Real conjugate exponents
p.is_conjugate_exponent q registers the fact that the real numbers p and q are > 1 and
satisfy 1/p + 1/q = 1. This property shows up often in analysis, especially when dealing with
L^p spaces.
We make several basic facts available through dot notation in this situation.
We also introduce p.conjugate_exponent for p / (p-1). When p > 1, it is conjugate to p.

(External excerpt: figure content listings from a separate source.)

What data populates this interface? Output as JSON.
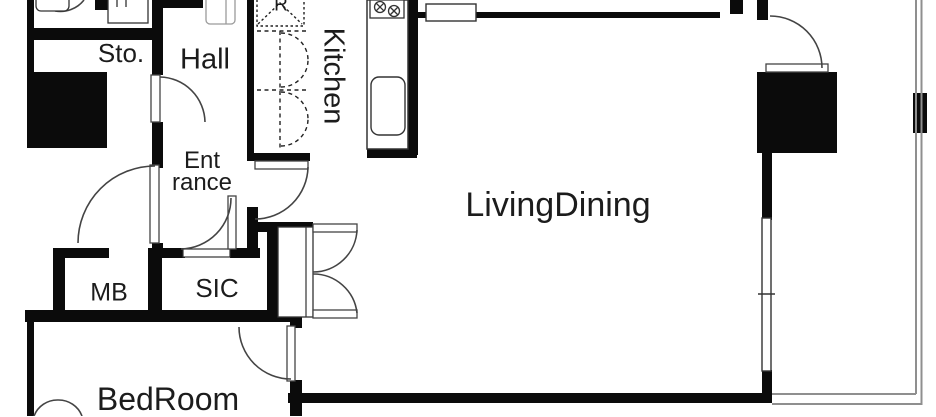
{
  "floor_plan": {
    "rooms": [
      {
        "name": "storage",
        "label": "Sto."
      },
      {
        "name": "hall",
        "label": "Hall"
      },
      {
        "name": "kitchen",
        "label": "Kitchen",
        "orientation": "vertical"
      },
      {
        "name": "entrance",
        "label_line1": "Ent",
        "label_line2": "rance"
      },
      {
        "name": "living-dining",
        "label": "LivingDining"
      },
      {
        "name": "meter-box",
        "label": "MB"
      },
      {
        "name": "shoe-in-closet",
        "label": "SIC"
      },
      {
        "name": "bedroom",
        "label": "BedRoom"
      },
      {
        "name": "refrigerator-space",
        "label": "R"
      }
    ],
    "colors": {
      "wall": "#0b0b0b",
      "background": "#ffffff",
      "door_swing": "#444444",
      "balcony_rail": "#8f8f8f",
      "fixture_outline": "#333333"
    },
    "icons": [
      "stove-burners-icon",
      "kitchen-sink-icon",
      "refrigerator-dashed-icon",
      "toilet-icon",
      "washbasin-icon",
      "door-swing-arc-icon"
    ]
  }
}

The conjugate exponent of p is q = p/(p-1), so that 1/p + 1/q = 1.
Equations
- p.conjugate_exponent = p / (p - 1)
theorem
real.is_conjugate_exponent.sub_one_ne_zero
{p q : ℝ} :
p.is_conjugate_exponent q → p - 1 ≠ 0
theorem
real.is_conjugate_exponent.one_div_nonneg
{p q : ℝ} :
p.is_conjugate_exponent q → 0 ≤ 1 / p
theorem
real.is_conjugate_exponent.one_div_ne_zero
{p q : ℝ} :
p.is_conjugate_exponent q → 1 / p ≠ 0
theorem
real.is_conjugate_exponent.conj_eq
{p q : ℝ} :
p.is_conjugate_exponent q → q = p / (p - 1)
theorem
real.is_conjugate_exponent.conjugate_eq
{p q : ℝ} :
p.is_conjugate_exponent q → p.conjugate_exponent = q
theorem
real.is_conjugate_exponent.sub_one_mul_conj
{p q : ℝ} :
p.is_conjugate_exponent q → (p - 1) * q = p
theorem
real.is_conjugate_exponent.mul_eq_add
{p q : ℝ} :
p.is_conjugate_exponent q → p * q = p + q
theorem
real.is_conjugate_exponent.symm
{p q : ℝ} :
p.is_conjugate_exponent q → q.is_conjugate_exponent p
theorem
real.is_conjugate_exponent_conjugate_exponent
{p : ℝ} :
1 < p → p.is_conjugate_exponent p.conjugate_exponent